(WTVY) — (excerpt from article)
Amidst all the noise about the TV industry, and where it's going, local news-and the journalists who deliver it-remain the steadfast cores of broadcasting. Keen on building deep-seated viewer trust, the country's top performing news talent have long played a range of community roles-neighbor, advocate, informer and analyst. All of which has become even more evident, and more critical, as an increasingly unwieldy world has pushed localism to the forefront.

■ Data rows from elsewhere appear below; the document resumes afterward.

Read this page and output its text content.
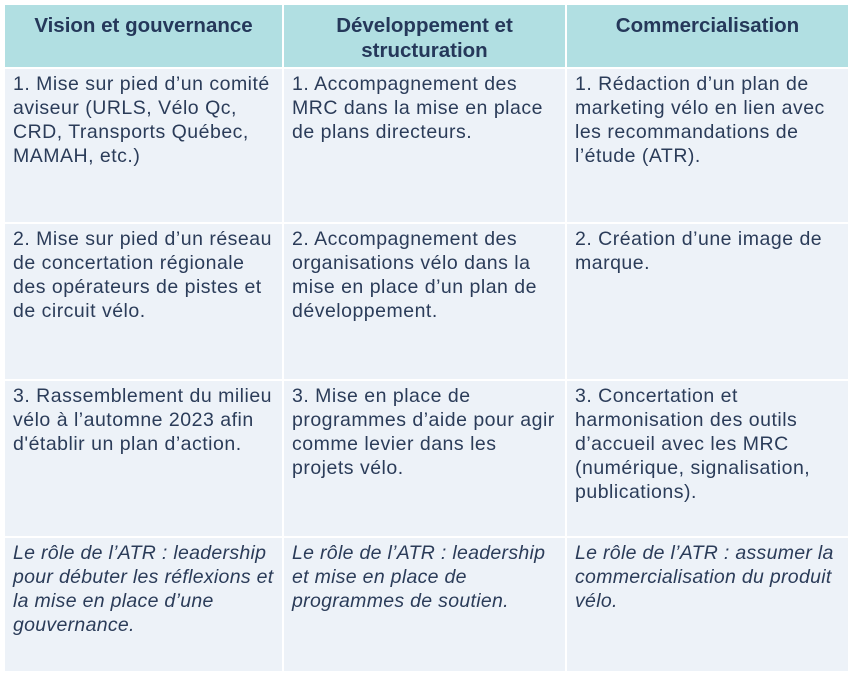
Vision et gouvernance	Développement et structuration	Commercialisation
1. Mise sur pied d’un comité aviseur (URLS, Vélo Qc, CRD, Transports Québec, MAMAH, etc.)	1. Accompagnement des MRC dans la mise en place de plans directeurs.	1. Rédaction d’un plan de marketing vélo en lien avec les recommandations de l’étude (ATR).
2. Mise sur pied d’un réseau de concertation régionale des opérateurs de pistes et de circuit vélo.	2. Accompagnement des organisations vélo dans la mise en place d’un plan de développement.	2. Création d’une image de marque.
3. Rassemblement du milieu vélo à l’automne 2023 afin d'établir un plan d’action.	3. Mise en place de programmes d’aide pour agir comme levier dans les projets vélo.	3. Concertation et harmonisation des outils d’accueil avec les MRC (numérique, signalisation, publications).
Le rôle de l’ATR : leadership pour débuter les réflexions et la mise en place d’une gouvernance.	Le rôle de l’ATR : leadership et mise en place de programmes de soutien.	Le rôle de l’ATR : assumer la commercialisation du produit vélo.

In the last year, local broadcasters from Chicago, New Orleans and Jacksonville, Fla., to Dothan Ala., have been there-keeping viewers safe from destructive storms, guiding them through a brutal election season and reporting on the devastating shootings that rocked communities. In our annual spotlight on winning journalists around the country B&C highlights some of the most popular, and effective, local broadcasters on-air today, based on the wins and reputations they have in their markets.
STATION: WTVYMARKET: Dothan, Ala. (DMA No. 173)
TRACK RECORD: For the past 10 years, the top rated 6 p.m. newscast has averaged a 20 rating and 40 share in Nielsen numbers.
THEIR YEAR IN NEWS: WTVY pinpointed tornadoes several times live on-air before the National Weather Service, and live streams are broadcast on Facebook during severe weather warnings; heavy live sports coverage of events including [ed: Future] Masters Golf Tournament and Dothan Hoops Classic, as well as the Sugar Bowl in New Orleans and Peach Bowl in Atlanta; a telethon raised $33,000 for 150 families rebuilding after flooding in December 2015.
WHY IT WORKS: "Throughout the years, WTVY was not merely in the community, but a vital part of it," said Jones. In the last year alone, for instance, the station partnered with the Red Cross of Eastern Alabama in raising thousands for flood victims, and during 2016, WTVY held two blood banks, a pet food drive and its annual holiday food drive. The Alabama Broadcasters Association awarded Sellers, Jones' co-anchor, for her "60 Minute Miracle," in which she gave someone $1,000 to pass on to a stranger in need within an hour of receiving it themselves "Over the decades people have come to depend on WTVY for their local news, weather and sports," Jones said. "By being actively involved, the station has earned viewers' trust."